Increased blocking of solar radiation has been referred to as solar dimming. During the 1970s, the effects of air pollution were severe enough to cause a small, temporary decline in the overall pattern of global warming. All indications are that global warming would have progressed even more rapidly without the effects of global dimming. The overall trend is toward warming despite the negative influence of increased cloudiness, reflective pollution, and occasional volcanoes.
ABSORPTION-WHERE DOES ALL THAT ENERGY GO?
Where the Earth Keeps Its Energy
Nearly 90 percent of the energy received from the sun goes into the oceans. It may seem odd that with all that heat, the temperature of the oceans has risen only 0.1°C over the past few decades. What happened to all that heat? It takes an enormous amount of heat to change ocean temperature. Not only is the volume of seawater so huge, but water also requires more heat that many other materials on the earth’s surface to result in a temperature change. Less than 3 percent of the incoming energy goes into melting ice in glaciers, Greenland and Antarctic ice caps, and Arctic sea ice.
Heat and Temperature
Heat and temperature are not the same. Heat is the amount of energy that is contained in a material. Temperature is a measure of how fast the molecules of that material are moving. For example, a cup of tea has a higher temperature but contains less heat than a swimming pool filled with cooler water. Heat energy is stored in matter by the motion of the molecules of the material. The faster the molecules move, the higher is the temperature of the material. The overall effect of all the molecules moving is the heat energy contained in the material.
Heat Capacity
More heat energy is needed to change the temperature of a given mass of water than to change the temperature of either rock or air. Light energy absorbed by water will change the temperature of that water by a smaller number of degrees than it will change the temperature of air. With close to 70 percent of the earth’s surface covered by oceans and lakes, water has a moderating influence on temperature. The specific heat of a material is the amount of heat (in joules) that it takes to raise 1 kilogram of that material by 1°C.
Air gets get hotter four times faster than water (both of the same mass and both exposed to the same amount of heat). The temperature increase for rock when exposed to the same heat energy input is faster than that of either air or water. Without the vast stretches of oceans and lakes covering the earth’s surface, the temperature increase from the greenhouse effect would be much more severe.
Latent Heat
Heat energy also can be incorporated into matter in a way that does not change its temperature. This form of heat transfer is called latent heat. In the case of ice, it is the amount of heat needed to melt a given mass of material. When ice or any other material melts, it absorbs heat without changing temperature. This means that to the extent that ice is melting, there is no net increase in temperature even though the earth is absorbing more heat. Like water, ice caps and glaciers have a moderating effect on how fast the earth’s temperature increases.
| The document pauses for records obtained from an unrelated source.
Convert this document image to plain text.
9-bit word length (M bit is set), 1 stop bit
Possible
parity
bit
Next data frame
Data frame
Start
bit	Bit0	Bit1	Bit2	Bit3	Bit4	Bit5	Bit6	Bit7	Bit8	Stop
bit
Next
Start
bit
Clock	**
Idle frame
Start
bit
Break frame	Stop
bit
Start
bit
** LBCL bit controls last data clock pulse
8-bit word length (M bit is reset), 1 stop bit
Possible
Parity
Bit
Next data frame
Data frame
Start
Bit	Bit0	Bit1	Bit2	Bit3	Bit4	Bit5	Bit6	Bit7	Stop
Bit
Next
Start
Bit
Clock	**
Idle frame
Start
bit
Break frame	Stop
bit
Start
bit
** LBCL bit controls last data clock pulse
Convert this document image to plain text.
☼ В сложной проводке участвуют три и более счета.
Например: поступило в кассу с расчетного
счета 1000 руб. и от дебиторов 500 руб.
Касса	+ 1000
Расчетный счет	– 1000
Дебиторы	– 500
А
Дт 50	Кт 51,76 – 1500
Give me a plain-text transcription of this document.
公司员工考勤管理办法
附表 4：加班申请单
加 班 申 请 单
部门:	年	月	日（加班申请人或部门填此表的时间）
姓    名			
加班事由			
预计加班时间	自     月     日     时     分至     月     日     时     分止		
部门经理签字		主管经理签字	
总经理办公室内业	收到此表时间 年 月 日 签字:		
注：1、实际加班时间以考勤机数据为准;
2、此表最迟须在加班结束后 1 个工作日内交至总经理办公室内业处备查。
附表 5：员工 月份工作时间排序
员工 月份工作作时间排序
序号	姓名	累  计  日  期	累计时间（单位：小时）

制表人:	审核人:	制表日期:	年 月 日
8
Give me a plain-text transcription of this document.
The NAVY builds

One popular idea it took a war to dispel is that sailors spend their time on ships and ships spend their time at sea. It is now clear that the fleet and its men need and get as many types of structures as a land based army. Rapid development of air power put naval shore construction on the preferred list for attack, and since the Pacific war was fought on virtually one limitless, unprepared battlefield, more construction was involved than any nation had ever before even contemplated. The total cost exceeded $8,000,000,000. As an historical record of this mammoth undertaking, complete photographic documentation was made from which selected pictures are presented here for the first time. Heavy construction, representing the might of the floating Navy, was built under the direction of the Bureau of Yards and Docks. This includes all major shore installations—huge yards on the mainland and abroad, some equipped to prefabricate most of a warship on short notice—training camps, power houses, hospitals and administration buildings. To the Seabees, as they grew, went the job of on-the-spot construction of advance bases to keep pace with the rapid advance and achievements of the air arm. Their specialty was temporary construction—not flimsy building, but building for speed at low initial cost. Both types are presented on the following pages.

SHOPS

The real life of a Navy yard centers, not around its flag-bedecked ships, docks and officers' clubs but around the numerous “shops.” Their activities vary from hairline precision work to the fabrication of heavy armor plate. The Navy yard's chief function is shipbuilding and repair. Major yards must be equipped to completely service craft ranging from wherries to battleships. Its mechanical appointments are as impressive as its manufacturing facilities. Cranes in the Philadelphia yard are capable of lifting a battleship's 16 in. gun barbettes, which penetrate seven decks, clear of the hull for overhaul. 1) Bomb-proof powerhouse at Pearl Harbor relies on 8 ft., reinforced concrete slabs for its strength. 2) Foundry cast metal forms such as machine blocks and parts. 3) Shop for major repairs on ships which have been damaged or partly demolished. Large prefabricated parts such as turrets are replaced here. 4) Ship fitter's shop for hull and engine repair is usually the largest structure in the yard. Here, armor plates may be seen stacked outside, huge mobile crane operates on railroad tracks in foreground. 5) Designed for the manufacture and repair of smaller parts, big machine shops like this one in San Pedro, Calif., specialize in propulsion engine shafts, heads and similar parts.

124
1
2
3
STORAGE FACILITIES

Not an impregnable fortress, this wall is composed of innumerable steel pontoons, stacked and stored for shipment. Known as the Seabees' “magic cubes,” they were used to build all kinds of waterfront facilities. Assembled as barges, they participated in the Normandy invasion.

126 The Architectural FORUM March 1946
The significance of this is as follows:
• If absorption of solar radiation by the earth results in melting ice, the full impact on the earth’s average global temperature will be delayed until the ice melts.
• As the ice melts, abrupt changes in local temperature and their associated impact on climate may occur. While an ice sheet is melting, the immediately surrounding ice, water, and air maintain an equilibrium that is close to the melting point of ice, which is 0°C (32°F). Once the ice melts, no more of the incoming heat energy is tied up in the latent heat of melting ice. At that point, any additional heat energy goes into heating the water and air.
Ultraviolet Absorption
Some light coming from the sun is invisible. Light coming into the atmosphere whose waves are spaced apart further than red light is called infrared light, which has a longer wavelength than red light. The earth also receives some ultraviolet light, which has an even shorter wavelength than blue light. Light whose waves are closer together than violet light are called ultraviolet light. Some, but not all, of this ultraviolet light is absorbed in the stratosphere by the ozone layer. This results in thermal absorption in the stratosphere which is readily reradiated back out to space. Absorption of light radiation in the stratosphere has an overall cooling effect on the surface of the earth since less energy penetrates to that level.